Sebelum menjawab pertanyaan tersebut, terlebih dahulu perlu kita pahami


bersama tentang apa itu masa remaja, bagaimana karakteristik perkembangan yang
berlangsung pada masa ini. Masa remaja adalah periode kritis dalam rentang
kehidupan manusia karena merupakan masa peralihan dari anak menjadi dewasa.
Pada periode ini berbagai perubahan terjadi baik fisik, hormonal, dan psikologis,
yang menyebabkan anak siap dengan fungsi fertilitasnya, Di samping itu, remaja
juga mengalami perubahan psikososial baik dalam tingkah maupun sosial.
Perubahan ini terjadi dengan sangat cepat, bahkan terkadang tidak disadari
(Batubara, 2016).

Perubahan psikososial yang terjadi pada masa remaja ini dapat ditandai
dengan adanya keinginan untuk mencoba berbagai peran dan mengeksplorasi
berbagai nilai, minat, dan ideologi. Proses pencarian identitas diri membuat mereka
selalu ingin tahu, senang mencoba melakukan sesuatu (bahkan yang mengandung
risiko), di sisi lain kemampuan berfikir dan emosi yang belum matang sehingga
cenderung berontak dan mengukur segalanya dengan ukurannya sendiri. Dalam
situasi ini, remaja berpeluang menunjukkan perilaku bermasalah (Santrock, 2012).
Hal inilah yang sering menimbulkan terjadinya konflik antara remaja dengan
orangtua, guru maupun figur otoritas yang lain.

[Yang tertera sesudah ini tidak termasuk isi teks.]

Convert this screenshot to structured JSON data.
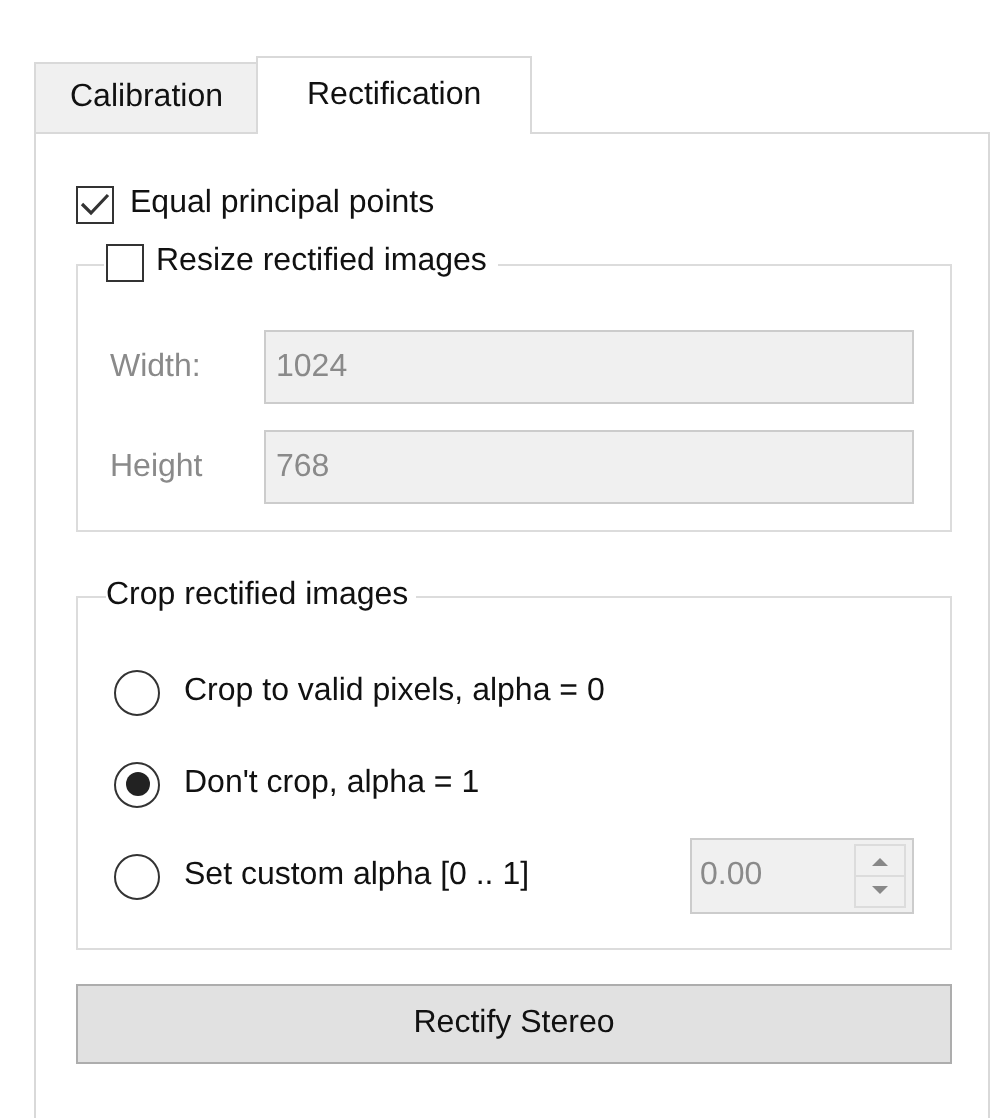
{
  "tabs": [
    {
      "label": "Calibration",
      "selected": false
    },
    {
      "label": "Rectification",
      "selected": true
    }
  ],
  "equal_principal_points": {
    "label": "Equal principal points",
    "checked": true
  },
  "resize_group": {
    "label": "Resize rectified images",
    "checked": false,
    "fields": [
      {
        "label": "Width:",
        "value": "1024",
        "disabled": true
      },
      {
        "label": "Height",
        "value": "768",
        "disabled": true
      }
    ]
  },
  "crop_group": {
    "title": "Crop rectified images",
    "options": [
      {
        "label": "Crop to valid pixels, alpha = 0",
        "selected": false
      },
      {
        "label": "Don't crop, alpha = 1",
        "selected": true
      },
      {
        "label": "Set custom alpha [0 .. 1]",
        "selected": false,
        "spinbox": {
          "value": "0.00",
          "disabled": true
        }
      }
    ]
  },
  "button": "Rectify Stereo"
}
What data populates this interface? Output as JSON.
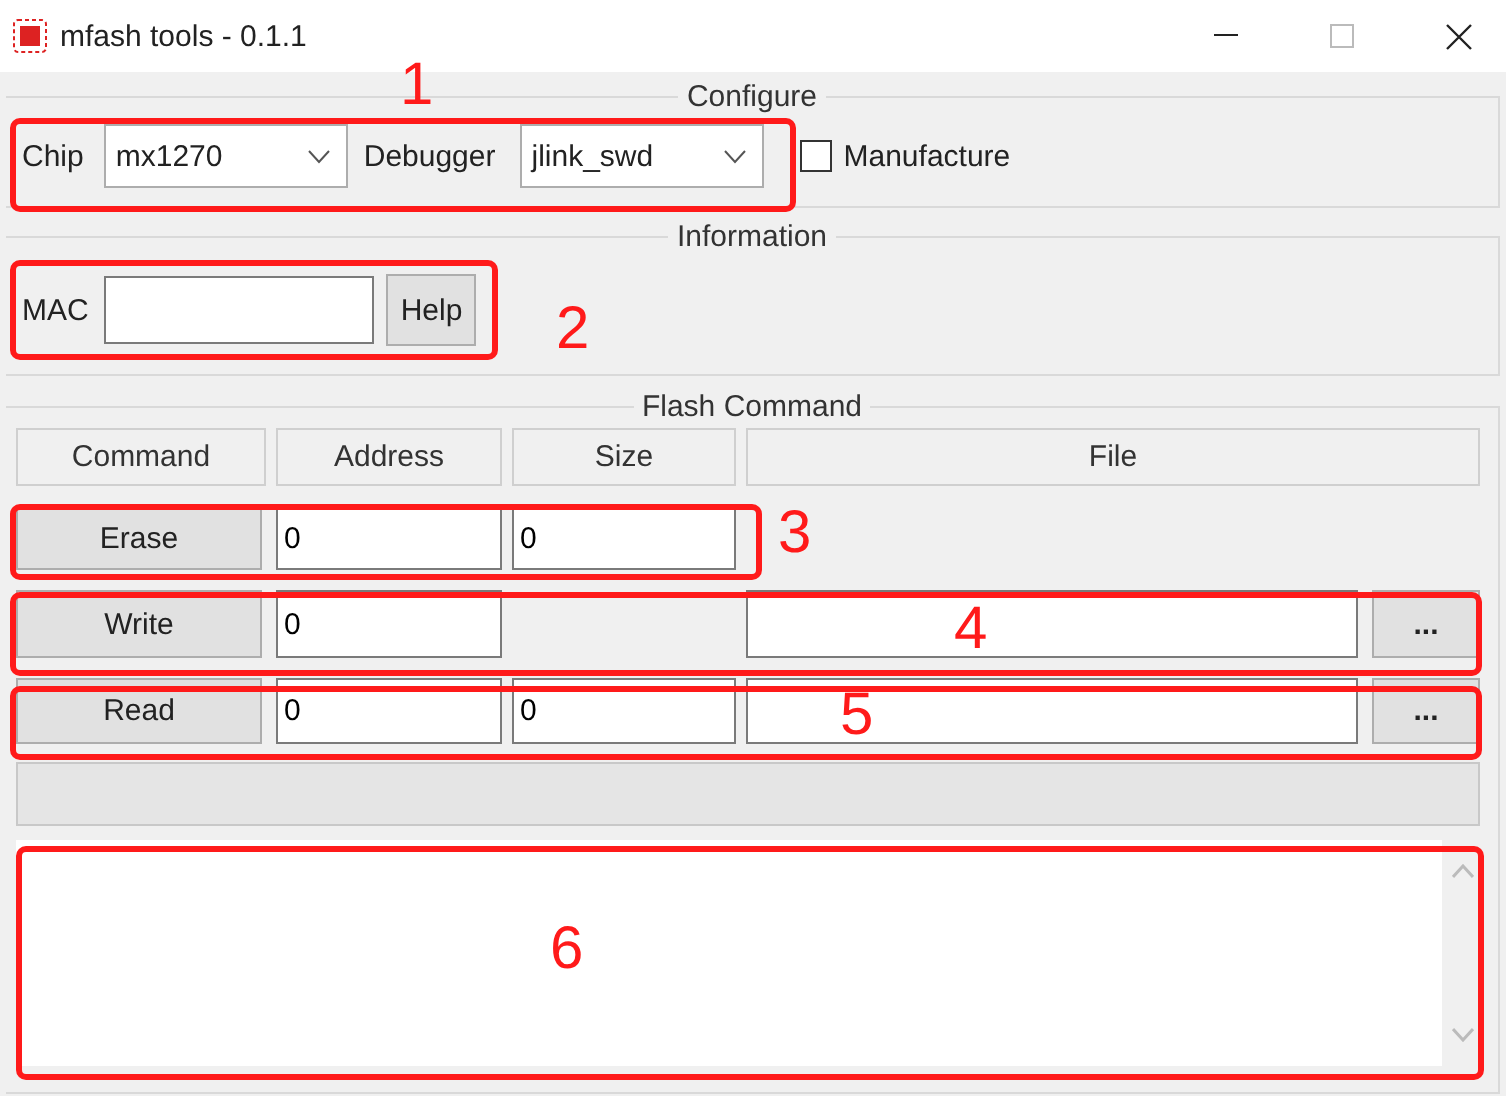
{
  "window": {
    "title": "mfash tools - 0.1.1"
  },
  "configure": {
    "title": "Configure",
    "chip": {
      "label": "Chip",
      "value": "mx1270"
    },
    "debugger": {
      "label": "Debugger",
      "value": "jlink_swd"
    },
    "manufacture": {
      "label": "Manufacture",
      "checked": false
    }
  },
  "information": {
    "title": "Information",
    "mac": {
      "label": "MAC"
    },
    "help_button": "Help"
  },
  "flash_command": {
    "title": "Flash Command",
    "columns": [
      "Command",
      "Address",
      "Size",
      "File"
    ],
    "rows": [
      {
        "kind": "erase",
        "command": "Erase",
        "address": "0",
        "size": "0"
      },
      {
        "kind": "write",
        "command": "Write",
        "address": "0",
        "browse": "..."
      },
      {
        "kind": "read",
        "command": "Read",
        "address": "0",
        "size": "0",
        "browse": "..."
      }
    ]
  },
  "annotations": [
    {
      "label": "1"
    },
    {
      "label": "2"
    },
    {
      "label": "3"
    },
    {
      "label": "4"
    },
    {
      "label": "5"
    },
    {
      "label": "6"
    }
  ]
}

Memahami Perilaku Bermasalah pada Remaja dan Fenomenanya di


Indonesia
Mengacu pada karakteristik perkembangannya, remaja adalah masa yang
rentan dengan konflik. Konflik yang dialami remaja seharunya menjadi perhatian
orangtua, dan harus segera ditangani. Apabila kondisi pada remaja ini dibiarkan
maka, perilaku bermasalah dapat meningkat menjadi kenakalan remaja yang serius
seperti kriminalitas dan depresi yang dapat berlanjut pada masa berikutnya
(Ekowarni 1993, dalam Sumargi dan Kristi, 2017). Perilaku bermasalah pada
remaja ini dapat dikategorikan menjadi dua bentuk, yaitu: externalizing dan
internalizing problems. Hiperaktivitas dan masalah perilaku, seperti: berkelahi dan
berbohong digolongkan sebagai externalizing problems. Sementara itu, masalah
emosi seperti gelisah dan takut, digolongkan sebagai internalizing problems
(Goodman, 1997 dalam Sumargi dan Kristi, 2017).

Apa yang dimaksud dengan externalizing dan internalizing problems?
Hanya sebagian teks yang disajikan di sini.